Era tan brillante ese ególatra neurótico que se expresaba con los conceptos de Baudrillard antes de que éste siquiera los hubiera pensado. Por eso, a mediados de los noventa, llamé a mi amigo francés. Era él quien tendría que haber fundamentado la importancia de ese hecho: Del poderoso hecho de no-haber-ido-a-la-Luna. ¡Qué libro para vos, Jean! «El viaje a la Luna no ha tenido lugar». «Armstrong no ha tenido lugar». Yo te conocía bien. Te leí atentamente. Fuiste el mejor de los posmodernos. El que dio en el clavo del nuevo poder absoluto. Te pusiste contento cuando te mandé mis primeras notas que luego formaron parte de ese grueso libro de filosofía que ahora anda por ahí. ¿Recuerdas, Jean? Decía: «Según la Ontología Negativa de Baudrillard, el Ser está en todas partes y en ninguna. No puede haber ontología de lo virtual. Al final de su largo periplo la razón occidental no es. Se ha evaporado. Es simulacro. Y el simulacro no tiene nada que ver con el Ser. El mundo está poblado, constituido por imágenes y las imágenes son el “mundo”. No hay “mundo”. El “mundo” ha muerto. Porque el mundo era el mundo “real”. Y lo “real” ha muerto». ¿Cómo no aprovechaste ese tema, Jean? Es el punto exacto en que se inaugura el mundo de lo virtual. En que se asesina la realidad. Eso que vos, en uno de tus mejores libros, llamaste El crimen perfecto. Bien, el llamado «viaje a la Luna» es el crimen perfecto. El crimen de la realidad. El crimen de la verdad. De una verdad, pero no de otra. El mundo queda inaugurado como mundo virtual. Como verdad virtual. Se ve por televisión. Se construye para las masas. Para los pobres idiotas lectores de periódicos.

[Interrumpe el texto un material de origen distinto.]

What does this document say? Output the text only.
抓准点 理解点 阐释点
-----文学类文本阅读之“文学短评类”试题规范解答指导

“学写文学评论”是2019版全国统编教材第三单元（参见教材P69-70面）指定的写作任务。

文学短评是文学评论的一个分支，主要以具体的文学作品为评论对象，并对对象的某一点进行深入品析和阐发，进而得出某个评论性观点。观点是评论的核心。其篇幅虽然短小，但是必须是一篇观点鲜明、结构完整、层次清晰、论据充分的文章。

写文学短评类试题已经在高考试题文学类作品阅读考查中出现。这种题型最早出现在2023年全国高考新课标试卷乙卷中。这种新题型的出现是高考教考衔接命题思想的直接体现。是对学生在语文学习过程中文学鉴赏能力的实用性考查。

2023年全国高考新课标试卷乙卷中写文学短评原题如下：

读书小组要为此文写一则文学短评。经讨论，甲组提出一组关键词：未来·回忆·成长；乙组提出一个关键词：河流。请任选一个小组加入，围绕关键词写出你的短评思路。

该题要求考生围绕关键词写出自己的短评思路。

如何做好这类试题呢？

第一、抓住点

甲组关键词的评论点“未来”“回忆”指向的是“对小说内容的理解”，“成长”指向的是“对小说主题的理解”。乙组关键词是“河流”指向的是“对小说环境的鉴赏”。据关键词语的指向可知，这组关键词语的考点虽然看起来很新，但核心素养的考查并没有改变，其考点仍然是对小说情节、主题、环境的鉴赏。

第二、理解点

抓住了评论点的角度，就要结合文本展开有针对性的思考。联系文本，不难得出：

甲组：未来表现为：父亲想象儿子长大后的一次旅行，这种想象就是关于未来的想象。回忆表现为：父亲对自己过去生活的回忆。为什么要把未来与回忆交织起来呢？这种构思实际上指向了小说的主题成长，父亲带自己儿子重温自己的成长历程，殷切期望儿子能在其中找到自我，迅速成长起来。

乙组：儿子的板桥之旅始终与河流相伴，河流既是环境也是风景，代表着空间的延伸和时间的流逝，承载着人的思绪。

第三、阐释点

Baudrillard, en su lecho de muerte, casi con su último aliento pero no sin entusiasmo, no sin un espíritu de victoria que alentaba sus postreros instantes, alcanzó a decir:
—Señores, ustedes no fueron a la Luna y eso me parece mucho más valioso, nuevo, revolucionario que si hubieran ido. Que la entera humanidad pueda ser engañada. ¡Se acabó la realidad! El poder la crea. Se inicia una nueva era en la historia humana. La más fascinante. La del poder de lo virtual mediático. Hoy vivimos inmersos en ese mundo. Orgullosos, pueden gritar a los cuatro vientos: nuestro Imperio Comunicacional nace con su hazaña más perfecta. Estuvimos donde no estuvimos y ustedes se lo creyeron, ¡idiotas! —Lamentablemente se excedió en la intensidad con que gritó ¡idiotas! Los médicos le habían prohibido toda exultación, todo júbilo. Lo velaron esa noche y le dieron sepultura al día siguiente. Al leerlo en Le Monde acudió todo París. Aunque menos que con Sartre. Sucede que, con el autor de la Critique de la raison dialectique, se enterraba el espíritu de mayo del 68. Y eso llenaba de alegría y de paz a toda la burguesía y hasta al empresariado. Con el dolor duramente dibujado en sus caras, marcharon hacia el cementerio. Pero, interiormente, cantaban una versión triunfal de La Marsellesa y se juraban a sí mismos: «Argelia, ¡volveremos!».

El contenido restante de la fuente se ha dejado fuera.